20–23 Jun 2023
Europe/London timezone

Imagining a Belonging: Muslim Women’s Identity and Politics

21 Jun 2023, 09:00

Description

“The Revolution Will Wear Burkas and Bangles” (Kiran Bhatiya 2022). Bhatiya discusses Shaheen Bagh Movement, a Muslim women’s movement in Delhi, that started with protests in December 2019 against the current government’s decision to pass Citizenship Amendment Act (CAA) which provides citizenship to six religious minorities from Bangladesh, Pakistan and Afghanistan while denying citizenship to Muslims from these countries. These protests took a national character and were led dominantly by women. In another context, the Association of Parents of Disappeared Persons (APDP), a Muslim-women-dominated group, started in 1994 against the enforced disappearances in Kashmir continues to protest and occupy public space for justice. The two movements contextualise their politics differently; Shaheen Bagh grandmothers protest the government’s anti-Muslim policies, and the women activists of APDP seek answers for the disappearances of their relatives, primarily from the Indian state.
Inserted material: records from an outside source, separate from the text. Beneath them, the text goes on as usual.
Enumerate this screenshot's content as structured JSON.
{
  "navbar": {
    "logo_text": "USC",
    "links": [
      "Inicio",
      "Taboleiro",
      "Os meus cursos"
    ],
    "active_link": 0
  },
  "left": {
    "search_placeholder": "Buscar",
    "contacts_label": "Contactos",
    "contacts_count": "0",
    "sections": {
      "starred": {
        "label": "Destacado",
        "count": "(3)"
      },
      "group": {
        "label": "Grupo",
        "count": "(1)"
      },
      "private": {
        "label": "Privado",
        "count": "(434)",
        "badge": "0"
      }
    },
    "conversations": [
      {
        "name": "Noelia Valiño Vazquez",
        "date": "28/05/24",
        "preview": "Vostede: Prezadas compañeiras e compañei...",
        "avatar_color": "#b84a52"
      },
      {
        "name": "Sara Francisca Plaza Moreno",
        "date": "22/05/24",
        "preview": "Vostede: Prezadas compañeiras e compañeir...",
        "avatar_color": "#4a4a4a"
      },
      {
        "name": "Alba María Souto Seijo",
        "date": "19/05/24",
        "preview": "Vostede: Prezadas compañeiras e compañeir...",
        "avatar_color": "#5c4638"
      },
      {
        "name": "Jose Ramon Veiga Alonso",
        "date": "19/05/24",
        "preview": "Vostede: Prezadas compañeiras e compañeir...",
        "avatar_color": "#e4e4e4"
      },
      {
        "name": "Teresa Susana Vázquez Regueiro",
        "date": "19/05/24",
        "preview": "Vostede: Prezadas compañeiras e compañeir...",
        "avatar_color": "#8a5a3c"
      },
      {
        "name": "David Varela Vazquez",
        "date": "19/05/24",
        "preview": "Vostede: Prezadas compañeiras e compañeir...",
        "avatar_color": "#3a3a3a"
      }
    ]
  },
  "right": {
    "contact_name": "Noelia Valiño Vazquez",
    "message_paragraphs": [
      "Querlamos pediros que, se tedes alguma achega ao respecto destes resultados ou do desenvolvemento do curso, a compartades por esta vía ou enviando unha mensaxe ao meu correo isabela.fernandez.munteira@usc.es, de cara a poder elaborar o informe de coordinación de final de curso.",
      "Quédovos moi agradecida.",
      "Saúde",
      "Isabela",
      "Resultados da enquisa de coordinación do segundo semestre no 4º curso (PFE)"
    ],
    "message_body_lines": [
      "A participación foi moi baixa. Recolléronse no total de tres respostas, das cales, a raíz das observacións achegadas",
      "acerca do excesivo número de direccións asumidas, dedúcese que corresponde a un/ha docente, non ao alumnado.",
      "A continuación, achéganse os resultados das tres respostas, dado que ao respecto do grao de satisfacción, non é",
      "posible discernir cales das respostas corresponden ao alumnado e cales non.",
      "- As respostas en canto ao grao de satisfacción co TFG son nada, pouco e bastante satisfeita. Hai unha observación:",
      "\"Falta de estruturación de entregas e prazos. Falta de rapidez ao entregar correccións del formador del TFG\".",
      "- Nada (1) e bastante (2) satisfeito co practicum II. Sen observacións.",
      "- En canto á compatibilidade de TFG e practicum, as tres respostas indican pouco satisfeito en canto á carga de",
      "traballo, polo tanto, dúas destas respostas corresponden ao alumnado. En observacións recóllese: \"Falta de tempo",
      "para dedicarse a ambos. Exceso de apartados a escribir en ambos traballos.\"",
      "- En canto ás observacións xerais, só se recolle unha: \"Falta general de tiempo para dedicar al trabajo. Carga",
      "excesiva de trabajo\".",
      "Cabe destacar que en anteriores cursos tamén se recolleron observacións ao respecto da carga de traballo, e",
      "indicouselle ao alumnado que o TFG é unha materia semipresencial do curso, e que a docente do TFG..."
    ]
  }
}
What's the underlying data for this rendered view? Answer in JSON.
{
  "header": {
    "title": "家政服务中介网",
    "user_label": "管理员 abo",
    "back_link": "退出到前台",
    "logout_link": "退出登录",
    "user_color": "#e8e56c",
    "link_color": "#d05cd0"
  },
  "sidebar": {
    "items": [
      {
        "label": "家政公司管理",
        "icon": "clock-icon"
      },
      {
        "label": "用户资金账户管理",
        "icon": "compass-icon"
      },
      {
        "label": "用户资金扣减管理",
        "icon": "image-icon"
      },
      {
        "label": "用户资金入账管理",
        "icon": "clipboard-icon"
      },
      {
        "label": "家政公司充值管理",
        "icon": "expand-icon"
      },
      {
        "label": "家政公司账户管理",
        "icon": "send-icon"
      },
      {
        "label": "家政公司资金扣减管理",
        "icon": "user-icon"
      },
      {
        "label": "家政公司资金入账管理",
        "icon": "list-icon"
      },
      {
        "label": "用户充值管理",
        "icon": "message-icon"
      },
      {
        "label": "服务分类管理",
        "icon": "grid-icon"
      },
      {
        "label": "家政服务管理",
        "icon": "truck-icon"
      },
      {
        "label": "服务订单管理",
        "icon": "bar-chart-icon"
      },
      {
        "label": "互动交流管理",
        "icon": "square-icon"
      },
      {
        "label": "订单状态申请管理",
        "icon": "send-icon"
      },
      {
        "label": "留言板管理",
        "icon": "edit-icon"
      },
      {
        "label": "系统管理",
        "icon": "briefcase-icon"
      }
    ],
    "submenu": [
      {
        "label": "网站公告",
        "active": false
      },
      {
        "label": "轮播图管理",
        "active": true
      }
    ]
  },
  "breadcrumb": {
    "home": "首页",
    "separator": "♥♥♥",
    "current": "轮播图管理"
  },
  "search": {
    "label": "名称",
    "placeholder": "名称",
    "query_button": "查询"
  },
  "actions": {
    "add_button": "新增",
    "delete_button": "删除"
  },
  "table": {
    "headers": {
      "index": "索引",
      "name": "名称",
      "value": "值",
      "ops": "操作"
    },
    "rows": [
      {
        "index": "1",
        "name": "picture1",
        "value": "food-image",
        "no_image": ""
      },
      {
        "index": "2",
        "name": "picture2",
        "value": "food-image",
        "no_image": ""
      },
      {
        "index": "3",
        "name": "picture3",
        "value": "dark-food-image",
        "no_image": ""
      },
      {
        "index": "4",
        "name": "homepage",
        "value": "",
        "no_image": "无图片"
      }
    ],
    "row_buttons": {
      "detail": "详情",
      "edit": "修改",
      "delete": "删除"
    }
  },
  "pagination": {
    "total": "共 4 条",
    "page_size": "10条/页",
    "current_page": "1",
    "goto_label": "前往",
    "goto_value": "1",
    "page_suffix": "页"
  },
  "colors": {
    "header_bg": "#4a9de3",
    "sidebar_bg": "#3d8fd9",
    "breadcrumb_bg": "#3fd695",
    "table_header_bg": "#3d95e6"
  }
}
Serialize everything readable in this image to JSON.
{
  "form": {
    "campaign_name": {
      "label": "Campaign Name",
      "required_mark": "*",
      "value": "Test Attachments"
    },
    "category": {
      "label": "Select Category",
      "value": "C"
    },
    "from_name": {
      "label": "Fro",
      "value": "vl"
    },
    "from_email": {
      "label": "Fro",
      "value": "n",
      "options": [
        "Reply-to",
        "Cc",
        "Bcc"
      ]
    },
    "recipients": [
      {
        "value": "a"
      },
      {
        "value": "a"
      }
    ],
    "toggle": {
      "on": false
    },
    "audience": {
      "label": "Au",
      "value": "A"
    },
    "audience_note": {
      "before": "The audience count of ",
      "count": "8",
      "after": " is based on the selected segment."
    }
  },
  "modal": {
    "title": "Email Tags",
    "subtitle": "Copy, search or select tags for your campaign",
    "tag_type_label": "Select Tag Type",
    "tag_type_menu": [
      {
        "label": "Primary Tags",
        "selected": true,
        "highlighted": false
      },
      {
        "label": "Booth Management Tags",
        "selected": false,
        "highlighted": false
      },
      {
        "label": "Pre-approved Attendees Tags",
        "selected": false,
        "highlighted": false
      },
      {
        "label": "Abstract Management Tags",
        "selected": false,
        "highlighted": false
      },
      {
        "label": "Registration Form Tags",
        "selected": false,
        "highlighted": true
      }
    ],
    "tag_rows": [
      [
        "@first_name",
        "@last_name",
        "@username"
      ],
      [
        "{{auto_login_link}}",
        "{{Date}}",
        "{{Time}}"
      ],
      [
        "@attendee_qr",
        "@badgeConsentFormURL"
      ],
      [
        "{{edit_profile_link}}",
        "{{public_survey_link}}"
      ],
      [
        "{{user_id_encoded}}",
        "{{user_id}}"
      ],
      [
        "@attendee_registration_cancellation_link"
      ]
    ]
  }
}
While the movements have a commonality of being Muslim and publicly adorning their Muslim identity by covering their heads, they could position women at the centre of future politics in their respective societies. The paper aims to discuss how space and political mobilisation have changed over time? What does this public space mean in terms of Muslim women‘s subjectivity as political subjects and how they imagine their futures given the constraints they operate from and within?